副社長は溺愛御曹司

「ヤマトだって、そんなに休めないだろ」

「でも、開発時代より、全然休めそうだよ」



神谷の組んだスケジュールを見て、びっくりした。

取引先と休みが重ならなかったりすると、向こうの都合に合わせなければならないこともあり、全日程休めるわけではない。

けれど、ぱらぱらと予定があるくらいで、一週間の夏休みのうち、半分くらいは実質休みだ。



「神谷ちゃんが、そう組んでくれたんだろ。ここんとこ、お前が忙しくしてるから」

「いい秘書さんだね。こんなのづきで、かわいそうに」



ほんとだよなあ、と目を見かわす上と下に、なんでこんな散々な言われようなんだ、とひとり孤独な気分でビールを飲んだ。
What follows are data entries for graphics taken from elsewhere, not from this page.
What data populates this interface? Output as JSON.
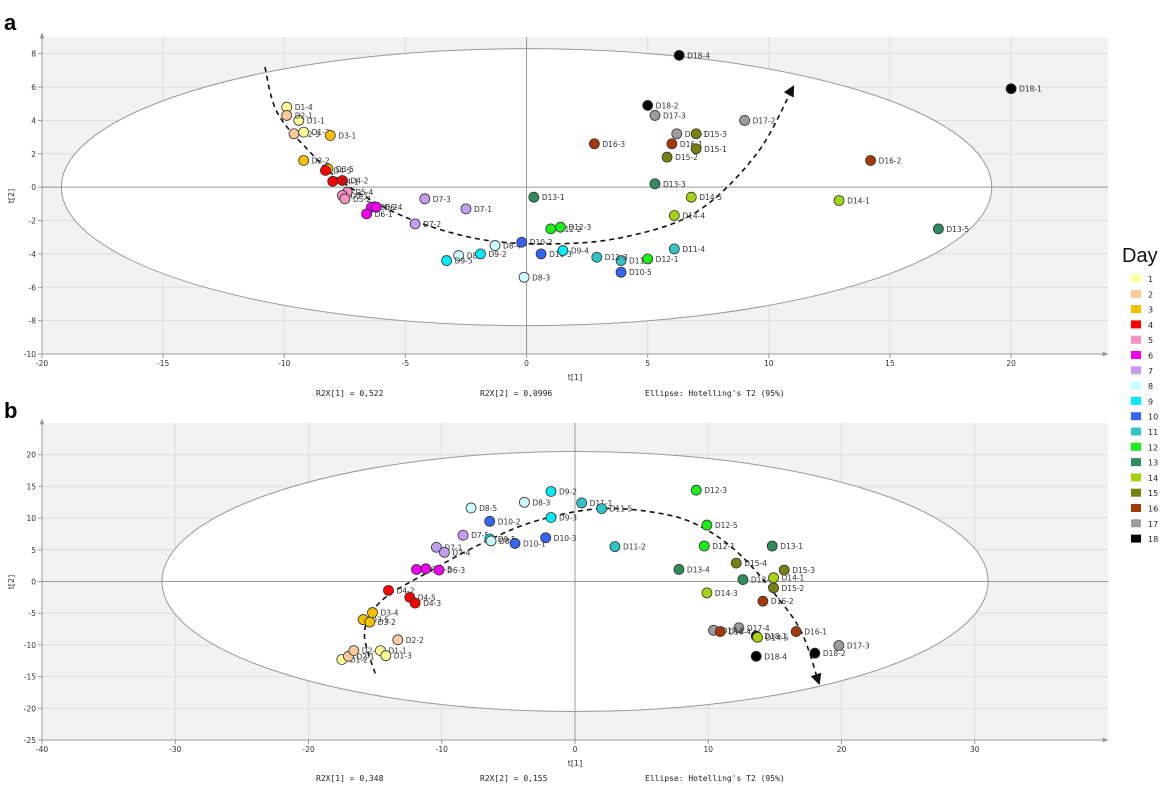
{
  "panels": [
    {
      "letter": "a",
      "x_axis_label": "t[1]",
      "y_axis_label": "t[2]",
      "r2x1": "R2X[1] = 0,522",
      "r2x2": "R2X[2] = 0,0996",
      "ellipse": "Ellipse: Hotelling's T2 (95%)"
    },
    {
      "letter": "b",
      "x_axis_label": "t[1]",
      "y_axis_label": "t[2]",
      "r2x1": "R2X[1] = 0,348",
      "r2x2": "R2X[2] = 0,155",
      "ellipse": "Ellipse: Hotelling's T2 (95%)"
    }
  ],
  "legend": {
    "title": "Day",
    "items": [
      {
        "label": "1",
        "color": "#ffff99"
      },
      {
        "label": "2",
        "color": "#fbc99a"
      },
      {
        "label": "3",
        "color": "#f5c000"
      },
      {
        "label": "4",
        "color": "#ff0000"
      },
      {
        "label": "5",
        "color": "#f990c0"
      },
      {
        "label": "6",
        "color": "#f000f0"
      },
      {
        "label": "7",
        "color": "#c49cf0"
      },
      {
        "label": "8",
        "color": "#ccfcff"
      },
      {
        "label": "9",
        "color": "#00ecf6"
      },
      {
        "label": "10",
        "color": "#3464f0"
      },
      {
        "label": "11",
        "color": "#30c4c4"
      },
      {
        "label": "12",
        "color": "#18f018"
      },
      {
        "label": "13",
        "color": "#2e8c5c"
      },
      {
        "label": "14",
        "color": "#a4d410"
      },
      {
        "label": "15",
        "color": "#788010"
      },
      {
        "label": "16",
        "color": "#a43808"
      },
      {
        "label": "17",
        "color": "#9c9c9c"
      },
      {
        "label": "18",
        "color": "#000000"
      }
    ]
  },
  "chart_data": [
    {
      "type": "scatter",
      "panel": "a",
      "xlabel": "t[1]",
      "ylabel": "t[2]",
      "xlim": [
        -20,
        24
      ],
      "ylim": [
        -10,
        9
      ],
      "xticks": [
        -20,
        -15,
        -10,
        -5,
        0,
        5,
        10,
        15,
        20
      ],
      "yticks": [
        -10,
        -8,
        -6,
        -4,
        -2,
        0,
        2,
        4,
        6,
        8
      ],
      "ellipse": {
        "cx": 0,
        "cy": 0,
        "rx": 19.2,
        "ry": 8.3
      },
      "trajectory": [
        [
          -10.8,
          7.2
        ],
        [
          -10.3,
          4.5
        ],
        [
          -9,
          2.2
        ],
        [
          -7.5,
          0.2
        ],
        [
          -5,
          -1.8
        ],
        [
          -2,
          -3.1
        ],
        [
          1,
          -3.4
        ],
        [
          4,
          -3
        ],
        [
          7,
          -1.5
        ],
        [
          9.5,
          2
        ],
        [
          11,
          6.0
        ]
      ],
      "points": [
        {
          "label": "D1-4",
          "x": -9.9,
          "y": 4.8,
          "day": 1
        },
        {
          "label": "D1-1",
          "x": -9.4,
          "y": 4.0,
          "day": 1
        },
        {
          "label": "D2-1",
          "x": -9.9,
          "y": 4.3,
          "day": 2
        },
        {
          "label": "D2-3",
          "x": -9.6,
          "y": 3.2,
          "day": 2
        },
        {
          "label": "D1-2",
          "x": -9.2,
          "y": 3.3,
          "day": 1
        },
        {
          "label": "D3-1",
          "x": -8.1,
          "y": 3.1,
          "day": 3
        },
        {
          "label": "D3-2",
          "x": -9.2,
          "y": 1.6,
          "day": 3
        },
        {
          "label": "D3-5",
          "x": -8.2,
          "y": 1.1,
          "day": 3
        },
        {
          "label": "D4-5",
          "x": -8.3,
          "y": 1.0,
          "day": 4
        },
        {
          "label": "D4-2",
          "x": -7.6,
          "y": 0.4,
          "day": 4
        },
        {
          "label": "D4-1",
          "x": -8.0,
          "y": 0.35,
          "day": 4
        },
        {
          "label": "D5-4",
          "x": -7.4,
          "y": -0.3,
          "day": 5
        },
        {
          "label": "D5-1",
          "x": -7.6,
          "y": -0.5,
          "day": 5
        },
        {
          "label": "D5-2",
          "x": -7.5,
          "y": -0.7,
          "day": 5
        },
        {
          "label": "D6-2",
          "x": -6.4,
          "y": -1.2,
          "day": 6
        },
        {
          "label": "D6-4",
          "x": -6.2,
          "y": -1.2,
          "day": 6
        },
        {
          "label": "D6-1",
          "x": -6.6,
          "y": -1.6,
          "day": 6
        },
        {
          "label": "D7-3",
          "x": -4.2,
          "y": -0.7,
          "day": 7
        },
        {
          "label": "D7-1",
          "x": -2.5,
          "y": -1.3,
          "day": 7
        },
        {
          "label": "D7-2",
          "x": -4.6,
          "y": -2.2,
          "day": 7
        },
        {
          "label": "D8-4",
          "x": -1.3,
          "y": -3.5,
          "day": 8
        },
        {
          "label": "D8-1",
          "x": -2.8,
          "y": -4.1,
          "day": 8
        },
        {
          "label": "D9-5",
          "x": -3.3,
          "y": -4.4,
          "day": 9
        },
        {
          "label": "D9-2",
          "x": -1.9,
          "y": -4.0,
          "day": 9
        },
        {
          "label": "D8-3",
          "x": -0.1,
          "y": -5.4,
          "day": 8
        },
        {
          "label": "D10-2",
          "x": -0.2,
          "y": -3.3,
          "day": 10
        },
        {
          "label": "D10-3",
          "x": 0.6,
          "y": -4.0,
          "day": 10
        },
        {
          "label": "D9-4",
          "x": 1.5,
          "y": -3.8,
          "day": 9
        },
        {
          "label": "D12-2",
          "x": 1.0,
          "y": -2.5,
          "day": 12
        },
        {
          "label": "D12-3",
          "x": 1.4,
          "y": -2.4,
          "day": 12
        },
        {
          "label": "D13-1",
          "x": 0.3,
          "y": -0.6,
          "day": 13
        },
        {
          "label": "D11-2",
          "x": 3.9,
          "y": -4.4,
          "day": 11
        },
        {
          "label": "D11-3",
          "x": 2.9,
          "y": -4.2,
          "day": 11
        },
        {
          "label": "D10-5",
          "x": 3.9,
          "y": -5.1,
          "day": 10
        },
        {
          "label": "D12-1",
          "x": 5.0,
          "y": -4.3,
          "day": 12
        },
        {
          "label": "D11-4",
          "x": 6.1,
          "y": -3.7,
          "day": 11
        },
        {
          "label": "D13-3",
          "x": 5.3,
          "y": 0.2,
          "day": 13
        },
        {
          "label": "D14-5",
          "x": 6.8,
          "y": -0.6,
          "day": 14
        },
        {
          "label": "D14-4",
          "x": 6.1,
          "y": -1.7,
          "day": 14
        },
        {
          "label": "D16-3",
          "x": 2.8,
          "y": 2.6,
          "day": 16
        },
        {
          "label": "D15-2",
          "x": 5.8,
          "y": 1.8,
          "day": 15
        },
        {
          "label": "D16-1",
          "x": 6.0,
          "y": 2.6,
          "day": 16
        },
        {
          "label": "D17-1",
          "x": 6.2,
          "y": 3.2,
          "day": 17
        },
        {
          "label": "D15-3",
          "x": 7.0,
          "y": 3.2,
          "day": 15
        },
        {
          "label": "D15-1",
          "x": 7.0,
          "y": 2.3,
          "day": 15
        },
        {
          "label": "D18-2",
          "x": 5.0,
          "y": 4.9,
          "day": 18
        },
        {
          "label": "D17-3",
          "x": 5.3,
          "y": 4.3,
          "day": 17
        },
        {
          "label": "D17-2",
          "x": 9.0,
          "y": 4.0,
          "day": 17
        },
        {
          "label": "D18-4",
          "x": 6.3,
          "y": 7.9,
          "day": 18
        },
        {
          "label": "D16-2",
          "x": 14.2,
          "y": 1.6,
          "day": 16
        },
        {
          "label": "D14-1",
          "x": 12.9,
          "y": -0.8,
          "day": 14
        },
        {
          "label": "D13-5",
          "x": 17.0,
          "y": -2.5,
          "day": 13
        },
        {
          "label": "D18-1",
          "x": 20.0,
          "y": 5.9,
          "day": 18
        }
      ]
    },
    {
      "type": "scatter",
      "panel": "b",
      "xlabel": "t[1]",
      "ylabel": "t[2]",
      "xlim": [
        -40,
        40
      ],
      "ylim": [
        -25,
        25
      ],
      "xticks": [
        -40,
        -30,
        -20,
        -10,
        0,
        10,
        20,
        30
      ],
      "yticks": [
        -25,
        -20,
        -15,
        -10,
        -5,
        0,
        5,
        10,
        15,
        20
      ],
      "ellipse": {
        "cx": 0,
        "cy": 0,
        "rx": 31,
        "ry": 20.5
      },
      "trajectory": [
        [
          -15,
          -14.5
        ],
        [
          -15.8,
          -8
        ],
        [
          -14.5,
          -3
        ],
        [
          -11,
          1.5
        ],
        [
          -7,
          6
        ],
        [
          -3,
          9.5
        ],
        [
          2,
          11.5
        ],
        [
          7,
          10.5
        ],
        [
          10,
          8
        ],
        [
          12.5,
          4
        ],
        [
          15,
          -2
        ],
        [
          17,
          -8
        ],
        [
          18.3,
          -16
        ]
      ],
      "points": [
        {
          "label": "D1-2",
          "x": -17.5,
          "y": -12.3,
          "day": 1
        },
        {
          "label": "D2-1",
          "x": -17.0,
          "y": -11.8,
          "day": 2
        },
        {
          "label": "D2-3",
          "x": -16.6,
          "y": -10.9,
          "day": 2
        },
        {
          "label": "D1-1",
          "x": -14.6,
          "y": -10.9,
          "day": 1
        },
        {
          "label": "D1-3",
          "x": -14.2,
          "y": -11.7,
          "day": 1
        },
        {
          "label": "D2-2",
          "x": -13.3,
          "y": -9.2,
          "day": 2
        },
        {
          "label": "D3-5",
          "x": -15.9,
          "y": -6.0,
          "day": 3
        },
        {
          "label": "D3-2",
          "x": -15.4,
          "y": -6.4,
          "day": 3
        },
        {
          "label": "D3-4",
          "x": -15.2,
          "y": -4.9,
          "day": 3
        },
        {
          "label": "D4-2",
          "x": -14.0,
          "y": -1.4,
          "day": 4
        },
        {
          "label": "D4-5",
          "x": -12.4,
          "y": -2.5,
          "day": 4
        },
        {
          "label": "D4-3",
          "x": -12.0,
          "y": -3.4,
          "day": 4
        },
        {
          "label": "D6-4",
          "x": -11.9,
          "y": 1.9,
          "day": 6
        },
        {
          "label": "D6-5",
          "x": -11.2,
          "y": 2.0,
          "day": 6
        },
        {
          "label": "D6-3",
          "x": -10.2,
          "y": 1.8,
          "day": 6
        },
        {
          "label": "D7-1",
          "x": -10.4,
          "y": 5.4,
          "day": 7
        },
        {
          "label": "D7-4",
          "x": -9.8,
          "y": 4.6,
          "day": 7
        },
        {
          "label": "D7-5",
          "x": -8.4,
          "y": 7.3,
          "day": 7
        },
        {
          "label": "D8-5",
          "x": -7.8,
          "y": 11.6,
          "day": 8
        },
        {
          "label": "D10-2",
          "x": -6.4,
          "y": 9.5,
          "day": 10
        },
        {
          "label": "D9-5",
          "x": -6.4,
          "y": 6.7,
          "day": 9
        },
        {
          "label": "D8-1",
          "x": -6.3,
          "y": 6.4,
          "day": 8
        },
        {
          "label": "D10-1",
          "x": -4.5,
          "y": 6.0,
          "day": 10
        },
        {
          "label": "D8-3",
          "x": -3.8,
          "y": 12.5,
          "day": 8
        },
        {
          "label": "D9-2",
          "x": -1.8,
          "y": 14.2,
          "day": 9
        },
        {
          "label": "D9-3",
          "x": -1.8,
          "y": 10.1,
          "day": 9
        },
        {
          "label": "D10-3",
          "x": -2.2,
          "y": 6.9,
          "day": 10
        },
        {
          "label": "D11-1",
          "x": 0.5,
          "y": 12.4,
          "day": 11
        },
        {
          "label": "D11-5",
          "x": 2.0,
          "y": 11.5,
          "day": 11
        },
        {
          "label": "D11-2",
          "x": 3.0,
          "y": 5.5,
          "day": 11
        },
        {
          "label": "D12-3",
          "x": 9.1,
          "y": 14.4,
          "day": 12
        },
        {
          "label": "D12-5",
          "x": 9.9,
          "y": 8.9,
          "day": 12
        },
        {
          "label": "D12-1",
          "x": 9.7,
          "y": 5.6,
          "day": 12
        },
        {
          "label": "D13-1",
          "x": 14.8,
          "y": 5.6,
          "day": 13
        },
        {
          "label": "D13-4",
          "x": 7.8,
          "y": 1.9,
          "day": 13
        },
        {
          "label": "D15-4",
          "x": 12.1,
          "y": 2.9,
          "day": 15
        },
        {
          "label": "D13-2",
          "x": 12.6,
          "y": 0.3,
          "day": 13
        },
        {
          "label": "D14-1",
          "x": 14.9,
          "y": 0.6,
          "day": 14
        },
        {
          "label": "D15-3",
          "x": 15.7,
          "y": 1.8,
          "day": 15
        },
        {
          "label": "D15-2",
          "x": 14.9,
          "y": -1.0,
          "day": 15
        },
        {
          "label": "D14-3",
          "x": 9.9,
          "y": -1.8,
          "day": 14
        },
        {
          "label": "D16-2",
          "x": 14.1,
          "y": -3.1,
          "day": 16
        },
        {
          "label": "D17-4",
          "x": 12.3,
          "y": -7.3,
          "day": 17
        },
        {
          "label": "D17-1",
          "x": 10.4,
          "y": -7.7,
          "day": 17
        },
        {
          "label": "D16-4",
          "x": 10.9,
          "y": -7.9,
          "day": 16
        },
        {
          "label": "D18-1",
          "x": 13.6,
          "y": -8.6,
          "day": 18
        },
        {
          "label": "D14-5",
          "x": 13.7,
          "y": -8.8,
          "day": 14
        },
        {
          "label": "D16-1",
          "x": 16.6,
          "y": -7.9,
          "day": 16
        },
        {
          "label": "D17-3",
          "x": 19.8,
          "y": -10.1,
          "day": 17
        },
        {
          "label": "D18-4",
          "x": 13.6,
          "y": -11.8,
          "day": 18
        },
        {
          "label": "D18-2",
          "x": 18.0,
          "y": -11.3,
          "day": 18
        }
      ]
    }
  ]
}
ようやく、なんとか、今の立場で何ができるのか、わかってきた気がする。

開発時代、ずっと課題だと感じていて、かつソースのオープン化の障害でもあったサーバ環境の改善も、一歩前進した。

IT関係企業の集まる、見本市のようなイベントで、名刺交換をしたのがきっかけで。

以前から、いい技術とモラルを持っているなあと思っていたネットワークサービスの企業と、つながることができたのだ。



「人は、覚えられるようになったの?」

「うん、まあ、前よりは」

「それも、神谷ちゃんのおかげだろ」



うん、とうなずくと、和之が、どういうこと? と首をかしげた。



「時間の空いた時、名刺を使って、その人の特徴をあてる、みたいなトレーニングをやってくれるんだ」



実際そのおかげで、人のどんなところに注目して、どう記憶すればいいか、徐々にわかってきた気がしている。

和之は、へえ、と目を丸くして。



「親身な、ほんとにいい秘書さんだね」



それに比べて、という無言の非難を露骨にくっつけて、兄を見つめてきた。